All of this is right up director Shea's alley. He loves fast moving theater and is unafraid to take chances with it. In "The Underpants" he and a super fine cast have gone for Marxism. No, not the kind of Karl, the kind of Groucho, and his entourage.
The actors parade boldly on stage. Each makes an entrance, chest-popping, eyes bright. They declaim their lines with all the confidence of people who know they are being funny, no mean trick. When they leave the stage, they often march off in line, one, two, three, just like Groucho and the boys used to do all those decades ago.
The jokes come fast and furious, and bad sometimes, deliberately bad. Take this little moment: The wife, she of the fallen panties, and a resulting awakening sexuality, is describing in some detail her fantasy of making love with a man other than her husband. In walks hubby: "Is the weiner in the oven yet?" he declaims.
Trust me, in the context of this production that line, somehow, works. The cast is headed by a marvelous F. William Oakes, as the pompous hubby. He even looks like Groucho, as he gives you a perfect picture of a self-important chump. Rachael Morris is the undergarment-losing wife and she is hilarious and sexy, nicely shading a performance which shows the woman's pluck, and ability to learn from disaster.
The rest, Paula Faber, Dillon Medina, Jonathan Jacobs and Vince Petronio, are all individually strong and part of an ensemble.

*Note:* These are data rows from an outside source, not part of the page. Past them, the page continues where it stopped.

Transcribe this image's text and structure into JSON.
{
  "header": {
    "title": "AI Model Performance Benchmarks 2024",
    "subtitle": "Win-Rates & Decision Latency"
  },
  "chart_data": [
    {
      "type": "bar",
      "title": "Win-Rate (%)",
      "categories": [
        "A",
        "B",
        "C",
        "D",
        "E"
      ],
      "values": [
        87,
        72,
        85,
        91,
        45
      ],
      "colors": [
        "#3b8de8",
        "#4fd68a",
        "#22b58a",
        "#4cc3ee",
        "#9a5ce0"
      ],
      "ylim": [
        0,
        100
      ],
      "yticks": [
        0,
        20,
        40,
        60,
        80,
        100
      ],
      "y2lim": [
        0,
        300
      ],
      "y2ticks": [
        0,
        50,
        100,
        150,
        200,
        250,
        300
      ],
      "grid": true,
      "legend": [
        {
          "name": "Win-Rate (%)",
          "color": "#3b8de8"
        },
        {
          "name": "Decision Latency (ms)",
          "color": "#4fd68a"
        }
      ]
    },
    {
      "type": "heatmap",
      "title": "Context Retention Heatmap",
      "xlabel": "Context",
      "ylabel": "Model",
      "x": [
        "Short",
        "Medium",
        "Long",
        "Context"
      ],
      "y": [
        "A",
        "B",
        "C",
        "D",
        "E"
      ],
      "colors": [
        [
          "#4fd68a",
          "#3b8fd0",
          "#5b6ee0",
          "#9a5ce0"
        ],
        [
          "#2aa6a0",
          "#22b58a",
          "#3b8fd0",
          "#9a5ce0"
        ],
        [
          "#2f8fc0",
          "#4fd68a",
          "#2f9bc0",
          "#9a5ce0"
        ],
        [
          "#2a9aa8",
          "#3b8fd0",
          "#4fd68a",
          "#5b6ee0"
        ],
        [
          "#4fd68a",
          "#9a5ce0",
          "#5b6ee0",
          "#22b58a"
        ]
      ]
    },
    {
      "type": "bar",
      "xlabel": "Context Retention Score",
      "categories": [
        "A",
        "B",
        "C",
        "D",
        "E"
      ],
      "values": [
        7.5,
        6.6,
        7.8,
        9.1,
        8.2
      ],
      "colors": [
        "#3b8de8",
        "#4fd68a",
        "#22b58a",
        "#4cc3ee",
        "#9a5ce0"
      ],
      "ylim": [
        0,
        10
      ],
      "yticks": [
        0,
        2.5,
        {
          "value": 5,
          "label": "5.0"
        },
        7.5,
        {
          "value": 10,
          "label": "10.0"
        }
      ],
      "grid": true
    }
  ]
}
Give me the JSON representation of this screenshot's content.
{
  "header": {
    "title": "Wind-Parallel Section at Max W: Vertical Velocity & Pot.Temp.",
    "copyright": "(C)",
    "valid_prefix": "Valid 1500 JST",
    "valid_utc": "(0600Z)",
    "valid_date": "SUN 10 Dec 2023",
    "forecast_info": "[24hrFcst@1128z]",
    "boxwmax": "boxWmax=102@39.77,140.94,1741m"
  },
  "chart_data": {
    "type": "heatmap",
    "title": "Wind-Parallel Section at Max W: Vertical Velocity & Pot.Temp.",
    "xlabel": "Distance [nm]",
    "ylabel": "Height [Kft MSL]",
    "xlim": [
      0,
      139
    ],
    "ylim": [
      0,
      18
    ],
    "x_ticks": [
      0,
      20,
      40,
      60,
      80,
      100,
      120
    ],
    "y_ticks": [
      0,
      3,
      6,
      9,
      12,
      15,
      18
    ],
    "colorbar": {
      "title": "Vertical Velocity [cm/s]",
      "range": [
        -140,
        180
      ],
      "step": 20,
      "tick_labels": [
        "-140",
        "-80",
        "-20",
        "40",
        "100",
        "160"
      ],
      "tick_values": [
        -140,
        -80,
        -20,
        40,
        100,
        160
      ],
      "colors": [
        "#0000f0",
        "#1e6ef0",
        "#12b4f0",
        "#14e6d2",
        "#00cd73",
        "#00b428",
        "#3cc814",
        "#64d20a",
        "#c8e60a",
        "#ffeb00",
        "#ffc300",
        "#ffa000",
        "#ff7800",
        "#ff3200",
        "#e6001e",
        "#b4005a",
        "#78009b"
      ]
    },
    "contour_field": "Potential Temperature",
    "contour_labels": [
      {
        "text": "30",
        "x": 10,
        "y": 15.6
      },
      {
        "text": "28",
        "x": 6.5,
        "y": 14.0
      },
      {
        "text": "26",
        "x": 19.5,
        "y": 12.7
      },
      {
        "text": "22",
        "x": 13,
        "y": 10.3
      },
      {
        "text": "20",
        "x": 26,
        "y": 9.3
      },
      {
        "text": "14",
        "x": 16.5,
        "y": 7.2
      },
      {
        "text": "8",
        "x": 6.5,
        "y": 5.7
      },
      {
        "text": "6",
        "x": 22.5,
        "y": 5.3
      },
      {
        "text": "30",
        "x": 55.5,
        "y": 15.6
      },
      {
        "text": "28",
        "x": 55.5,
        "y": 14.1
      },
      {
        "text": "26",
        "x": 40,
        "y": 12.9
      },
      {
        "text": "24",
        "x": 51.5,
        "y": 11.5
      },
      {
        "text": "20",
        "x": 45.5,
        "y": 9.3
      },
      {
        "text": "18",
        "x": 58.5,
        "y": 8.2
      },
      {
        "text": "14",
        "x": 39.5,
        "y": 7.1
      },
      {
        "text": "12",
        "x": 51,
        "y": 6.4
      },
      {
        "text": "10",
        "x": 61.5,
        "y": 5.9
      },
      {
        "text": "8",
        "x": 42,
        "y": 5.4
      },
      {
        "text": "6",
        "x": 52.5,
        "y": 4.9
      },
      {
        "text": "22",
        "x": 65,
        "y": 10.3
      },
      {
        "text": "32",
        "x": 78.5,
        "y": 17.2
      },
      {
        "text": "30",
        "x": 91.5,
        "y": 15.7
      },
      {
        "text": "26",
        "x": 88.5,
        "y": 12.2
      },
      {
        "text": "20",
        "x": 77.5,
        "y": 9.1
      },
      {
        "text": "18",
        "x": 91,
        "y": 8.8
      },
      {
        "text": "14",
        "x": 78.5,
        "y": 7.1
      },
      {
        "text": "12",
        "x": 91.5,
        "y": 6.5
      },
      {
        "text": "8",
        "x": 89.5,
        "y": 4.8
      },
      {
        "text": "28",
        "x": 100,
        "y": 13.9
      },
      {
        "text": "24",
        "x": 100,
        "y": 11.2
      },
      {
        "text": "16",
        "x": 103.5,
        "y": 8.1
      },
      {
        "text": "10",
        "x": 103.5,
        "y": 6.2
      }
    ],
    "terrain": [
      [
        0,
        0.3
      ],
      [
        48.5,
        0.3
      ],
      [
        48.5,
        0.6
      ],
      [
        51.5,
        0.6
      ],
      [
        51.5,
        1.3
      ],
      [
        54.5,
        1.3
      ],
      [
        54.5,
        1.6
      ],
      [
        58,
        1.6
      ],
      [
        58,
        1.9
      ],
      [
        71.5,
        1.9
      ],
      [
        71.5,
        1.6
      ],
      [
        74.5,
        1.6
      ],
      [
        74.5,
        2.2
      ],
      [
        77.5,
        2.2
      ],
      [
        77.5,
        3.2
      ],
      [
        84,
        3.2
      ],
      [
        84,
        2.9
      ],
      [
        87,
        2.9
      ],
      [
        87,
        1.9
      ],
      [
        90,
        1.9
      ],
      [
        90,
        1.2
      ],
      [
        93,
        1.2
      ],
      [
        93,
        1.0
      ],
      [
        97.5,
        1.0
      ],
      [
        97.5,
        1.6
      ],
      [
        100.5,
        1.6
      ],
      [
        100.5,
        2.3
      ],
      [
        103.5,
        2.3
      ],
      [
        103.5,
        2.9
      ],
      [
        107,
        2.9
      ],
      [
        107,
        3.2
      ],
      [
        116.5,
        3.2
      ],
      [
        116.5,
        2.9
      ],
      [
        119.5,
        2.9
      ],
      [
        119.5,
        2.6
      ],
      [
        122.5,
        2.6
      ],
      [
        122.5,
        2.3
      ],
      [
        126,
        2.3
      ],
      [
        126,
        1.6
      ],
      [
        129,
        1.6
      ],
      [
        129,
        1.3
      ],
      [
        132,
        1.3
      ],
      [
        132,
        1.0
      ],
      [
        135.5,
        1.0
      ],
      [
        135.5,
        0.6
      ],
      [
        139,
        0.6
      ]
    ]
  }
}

I said before that "The Underpants" is pure fun. But actually the performance by Morris as the wife shows us a woman growing in confidence and ability despite difficulty.
So how can you go wrong: The right sort of Marxism, mixed with some sexual byplay, crisp humor, and a bit of growth for a young woman? "The Underpants" is worth seeing.
"The Underpants" continues at 2nd Story Theatre in Warren through May 30th. Bill Gale reviews the performing arts for WRNI.